В тот же вечер Фаина взяла в библиотечке Домкомбеда пожелтевшую книжку с трудами Ленина. Председательствующий вместо Тетерина пожилой рабочий с Петровской мануфактуры уважительно протёр переплёт рукавом ватника:
— Читай на здоровье, товарищ Фаина. Сам-то я не осилил, видать, старый уже, а тебе, как говорится, и карты в руки. — Он дохнул на неё крепким запахом махорки. — Погоди, не уходи, скажи, как там Фёдор воюет? Доходят слухи?
Не признаешься же, что при одной мысли о Тетерине сердце сжимается от тревоги и неизвестности. Поэтому она лишь скупо покачала головой:
— Нет. Не пишет и весточек не шлёт. Я уж не знаю, что и думать.
Оставляя деревню голой и босой, продразвёрстка набирала силу. Комиссар заставлял выполнять приказ выгребать из крестьянских хозяйств всё до последнего зёрнышка буквально.
— Только разорив кулака дочиста, можно утвердить в селе победу революции. Толстопузые мироеды убивают на селе представителей комбедов и работников сельсоветов. Поднимают тёмные массы крестьянства против советской власти и угрожают задушить молодой социализм костлявой рукой голода, — наставлял он. У комиссара была привычка пощёлкивать ногтем по деревянной кобуре маузера, поэтому каждое слово оседало в мозгу с сухим деревянным звуком. Полк ЧОНовцев — частей особого назначения — почти каждый день получал новый приказ выступить на подавление бунта. Менялись названия сёл, уезды, волости, перемалывая в одну кучу месяцы и дни недели.

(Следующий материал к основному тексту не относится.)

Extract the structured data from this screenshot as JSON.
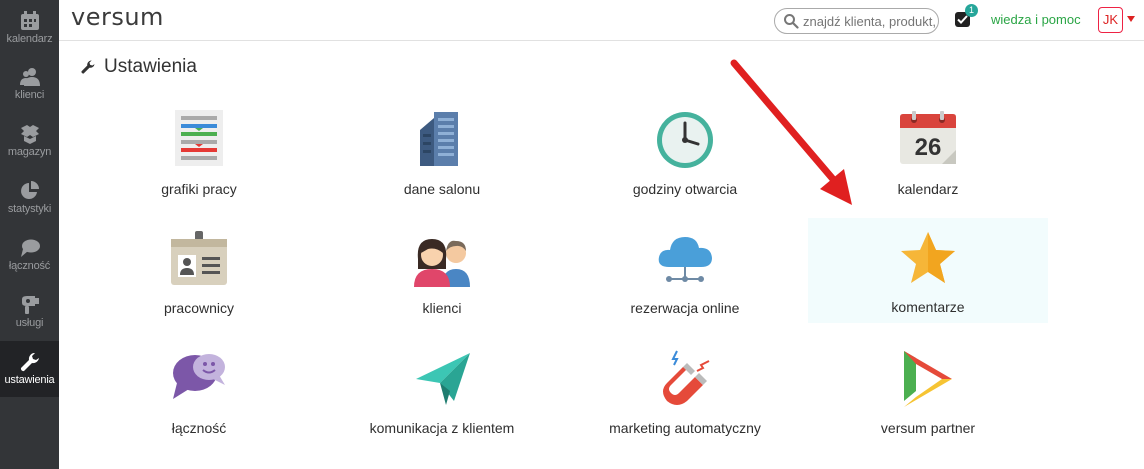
{
  "sidebar": {
    "items": [
      {
        "label": "kalendarz",
        "icon": "calendar-icon"
      },
      {
        "label": "klienci",
        "icon": "users-icon"
      },
      {
        "label": "magazyn",
        "icon": "boxes-icon"
      },
      {
        "label": "statystyki",
        "icon": "pie-chart-icon"
      },
      {
        "label": "łączność",
        "icon": "chat-icon"
      },
      {
        "label": "usługi",
        "icon": "hairdryer-icon"
      },
      {
        "label": "ustawienia",
        "icon": "wrench-icon",
        "active": true
      }
    ]
  },
  "header": {
    "logo": "versum",
    "search_placeholder": "znajdź klienta, produkt, usługę",
    "notification_count": "1",
    "help_link": "wiedza i pomoc",
    "user_initials": "JK"
  },
  "page": {
    "title": "Ustawienia"
  },
  "tiles": [
    {
      "label": "grafiki pracy",
      "icon": "schedule-chart-icon"
    },
    {
      "label": "dane salonu",
      "icon": "building-icon"
    },
    {
      "label": "godziny otwarcia",
      "icon": "clock-icon"
    },
    {
      "label": "kalendarz",
      "icon": "calendar-26-icon",
      "date_number": "26"
    },
    {
      "label": "pracownicy",
      "icon": "employee-badge-icon"
    },
    {
      "label": "klienci",
      "icon": "clients-icon"
    },
    {
      "label": "rezerwacja online",
      "icon": "cloud-icon"
    },
    {
      "label": "komentarze",
      "icon": "star-icon",
      "highlighted": true
    },
    {
      "label": "łączność",
      "icon": "chat-bubbles-icon"
    },
    {
      "label": "komunikacja z klientem",
      "icon": "paper-plane-icon"
    },
    {
      "label": "marketing automatyczny",
      "icon": "magnet-icon"
    },
    {
      "label": "versum partner",
      "icon": "partner-logo-icon"
    }
  ],
  "colors": {
    "sidebar_bg": "#333538",
    "help_link": "#2aa545",
    "user_accent": "#dd2222",
    "annotation_arrow": "#e02020",
    "highlight_bg": "#f2fcfd"
  }
}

В бою под Новопашней Фёдора вскользь зацепило шальной пулей. Банда кулаков забаррикадировалась в избе и отстреливалась яростно, до последнего патрона. Фёдор первым бросился к окну с лимонкой в руке. Разбил стекло, бросил и присел, закрывая уши руками. То, что рукав шинели набух кровью, он заметил только когда стихли последние залпы. Кое-как, зубами, Фёдор затянул узел тряпицы, что носил в кармане заместо бинта. Фельдшера убили на прошлой неделе, и приходилось обходиться собственными силами.
Теперь предстояло отмахать десяток вёрст до уездного города, а его бросало то в жар, то в холод. Страшно хотелось пить, и сквозь мутный туман в голове вспоминалась Фаина и её прохладные руки, что легли бы ему на лоб охладить горящую кожу.
— Плохо, брат? — спросил взводный Протасов. Тяжко вздохнув, он переложил с плеча на плечо ручной пулемёт и сплюнул под ноги. — Эх, сколько хороших ребят сложили головы на этой войне за власть Советов! Бьём, бьём буржуев и прихвостней, а им числа нет. Правильно комиссар говорит — гидра контрреволюции как она есть. Тысяча голов у неё: одну отсекаешь — другая вырастает. Но ты, Тетерин, держись. Рана у тебя пустяковая. До свадьбы заживёт. — Он помолчал. — Или ты женат?
— Холостой пока, ждать обещала, — сквозь зубы прошипел Фёдор, потому что боль поднялась до подмышки и закрутила жилы винтом, так что стон едва сдерживал.
— Значит, вернёшься в Петроград и оженишься. Как звать-то невесту?
— Фаина.
— Хорошее имечко, нашенское, пролетарское. — Взводный придержал ход и оглянулся, поджидая, пока подтянутся остальные.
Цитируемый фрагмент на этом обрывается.